Are you skeptical about the value of attaching incentives to sales activities rather than to revenue? If so, you’re not alone. Alan Rigg, author of How to Beat the 80/20 Rule in Sales Team Performance: A Step-by-Step Guide to Building and Managing Top Performing Sales Teams (80/20 Performance Publishing, 2007), says that managers frequently complain to him about “reward overkill.”

“A common objection is, ‘Why should I pay salespeople an incentive for something they should be doing anyway?'” he says. “This is a valid question. But a related question that’s equally valid is, ‘Is your compensation plan designed to encourage salespeople to perform enough of the right activities to accomplish the desired sales outcome?’ If it isn’t, activity-related incentives can help motivate desired behaviors.”

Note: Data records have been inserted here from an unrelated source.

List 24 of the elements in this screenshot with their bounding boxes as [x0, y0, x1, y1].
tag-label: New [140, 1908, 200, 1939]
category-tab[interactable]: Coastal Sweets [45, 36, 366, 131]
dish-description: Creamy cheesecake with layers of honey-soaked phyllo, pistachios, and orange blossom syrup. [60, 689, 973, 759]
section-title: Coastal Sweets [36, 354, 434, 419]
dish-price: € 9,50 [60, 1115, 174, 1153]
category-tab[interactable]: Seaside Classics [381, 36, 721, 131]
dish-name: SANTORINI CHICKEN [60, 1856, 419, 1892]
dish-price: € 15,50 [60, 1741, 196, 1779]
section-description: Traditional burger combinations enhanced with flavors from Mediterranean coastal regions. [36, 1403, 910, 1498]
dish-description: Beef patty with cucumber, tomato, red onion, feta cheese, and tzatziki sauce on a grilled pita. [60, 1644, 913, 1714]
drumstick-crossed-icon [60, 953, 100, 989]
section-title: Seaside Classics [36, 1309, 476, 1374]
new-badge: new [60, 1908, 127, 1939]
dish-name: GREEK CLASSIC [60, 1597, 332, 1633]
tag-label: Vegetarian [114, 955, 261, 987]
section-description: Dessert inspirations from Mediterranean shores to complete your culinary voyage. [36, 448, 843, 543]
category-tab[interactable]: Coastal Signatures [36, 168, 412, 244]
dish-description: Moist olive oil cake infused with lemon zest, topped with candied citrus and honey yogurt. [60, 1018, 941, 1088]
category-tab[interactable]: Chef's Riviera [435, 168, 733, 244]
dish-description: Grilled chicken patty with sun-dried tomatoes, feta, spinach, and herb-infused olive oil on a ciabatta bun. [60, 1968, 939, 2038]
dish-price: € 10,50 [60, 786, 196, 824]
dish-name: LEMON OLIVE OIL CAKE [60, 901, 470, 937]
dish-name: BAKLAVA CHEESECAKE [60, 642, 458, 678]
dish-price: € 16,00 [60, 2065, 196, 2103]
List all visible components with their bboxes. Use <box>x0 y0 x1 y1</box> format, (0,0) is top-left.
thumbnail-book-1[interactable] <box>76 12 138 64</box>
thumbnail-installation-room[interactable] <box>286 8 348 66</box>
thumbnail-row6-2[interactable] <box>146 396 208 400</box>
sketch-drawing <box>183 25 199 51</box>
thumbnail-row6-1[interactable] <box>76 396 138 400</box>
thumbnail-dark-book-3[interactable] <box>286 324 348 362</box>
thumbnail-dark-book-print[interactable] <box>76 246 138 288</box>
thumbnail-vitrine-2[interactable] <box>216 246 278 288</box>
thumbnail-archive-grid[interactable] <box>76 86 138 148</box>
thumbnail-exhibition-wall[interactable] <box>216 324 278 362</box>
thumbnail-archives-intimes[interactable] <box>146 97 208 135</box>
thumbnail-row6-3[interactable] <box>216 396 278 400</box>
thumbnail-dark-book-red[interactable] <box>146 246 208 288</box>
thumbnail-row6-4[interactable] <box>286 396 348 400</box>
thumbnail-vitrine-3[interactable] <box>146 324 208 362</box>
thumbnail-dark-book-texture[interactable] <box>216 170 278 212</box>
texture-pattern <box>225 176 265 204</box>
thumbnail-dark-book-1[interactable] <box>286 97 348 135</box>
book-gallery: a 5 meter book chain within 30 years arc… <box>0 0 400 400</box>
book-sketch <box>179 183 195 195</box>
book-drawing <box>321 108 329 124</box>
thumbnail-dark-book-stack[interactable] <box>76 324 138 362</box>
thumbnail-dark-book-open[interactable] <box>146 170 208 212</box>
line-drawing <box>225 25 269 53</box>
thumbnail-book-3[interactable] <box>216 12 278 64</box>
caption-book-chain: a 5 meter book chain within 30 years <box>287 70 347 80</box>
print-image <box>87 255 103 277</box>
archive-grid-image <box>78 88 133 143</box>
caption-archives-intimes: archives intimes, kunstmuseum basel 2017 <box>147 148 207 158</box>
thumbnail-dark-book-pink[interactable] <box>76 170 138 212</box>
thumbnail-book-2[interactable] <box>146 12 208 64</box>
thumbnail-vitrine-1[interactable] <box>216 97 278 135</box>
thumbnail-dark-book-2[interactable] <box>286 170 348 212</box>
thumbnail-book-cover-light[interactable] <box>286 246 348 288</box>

So what does it take to roll out a successful activity-based incentive plan? Xactly Corporation founder and CEO Christopher Cabrera, who has more than 16 years of senior management experience in sales, marketing, and business development, offers the following tips:

  • Don’t use an activity-based incentive plan for senior sales reps or big-time closers.
    These programs are best for inside sales teams or call centers. “Activity-based compensation works better with younger, less experienced teams,” Cabrera says. “Senior, seasoned sales professionals are going to be turned off by that type of compensation. They want to get paid for closing deals.”
  • Do make the program visible online.
    What good is dangling a carrot that no one sees? “Nine times out of ten, management thinks it’s created this wonderful bonus or program, and you talk to individual reps and they have no idea it’s there,” Cabrera says. “An automated, Web-based program allows people to see, ‘OK, you asked me to make ten calls, and I made eleven,’ or ‘I’m down five calls; I’d better get my act together.’”
  • Do ditch the Excel spreadsheet.
    It’s vital to have an understanding between reps and the company about what the goals are and how they’ll be measured. That’s hard to do with a spreadsheet.

    “Excel is great, but it wasn’t designed to manage sales teams in this way,” Cabrera says. “For anyone using Salesforce.com, they can go to the Xactly app exchange, sign up, and get it working. No implementation. The hurdle isn’t nearly what people think it is, and the benefits are huge.”
  • Don’t use activity-based rewards as a substitute for good management.
    Rewarding reps for a certain behavior is OK, as long as it’s not a stand-in for the kind of good management salespeople need to ultimately make quota.

    “A lot of companies will use incentives on things like call reports, so that at the end of the week a field guy has to say, ‘I visited these ten accounts,’” Cabrera observes. “But the amount of money that you have to motivate a behavior is so valuable, to use it on, ‘Is your CRM system up-to-date?’ is a waste. I’m not saying that getting [salespeople] to use CRM or make a certain number of calls a day isn’t important, because those behaviors can lead to sales. But don’t water down the power of your incentive program by asking it to do what good management should be doing already.”

Anthony Cole, of the Anthony Cole Training Group, agrees with Cabrera on this point espectially. No matter what, he says, solid sales management is fundamental if managers want to create winning sales teams. No incentive program should be considered a replacement for a steady diet of coaching, assisting salespeople with developing prospecting messages, managing their territories, finding and qualifying opportunities, and all the other skills at which top reps excel.

“This is a puzzle with many pieces,” Cole notes. “If a sales manager is masterful about helping salespeople discover why the activities are meaningful to their individual success, and he or she is also good at coaching and motivating, and the company has a meaningful incentive program, then this kind of incentive will work, and you’ll see the results you’re looking for.”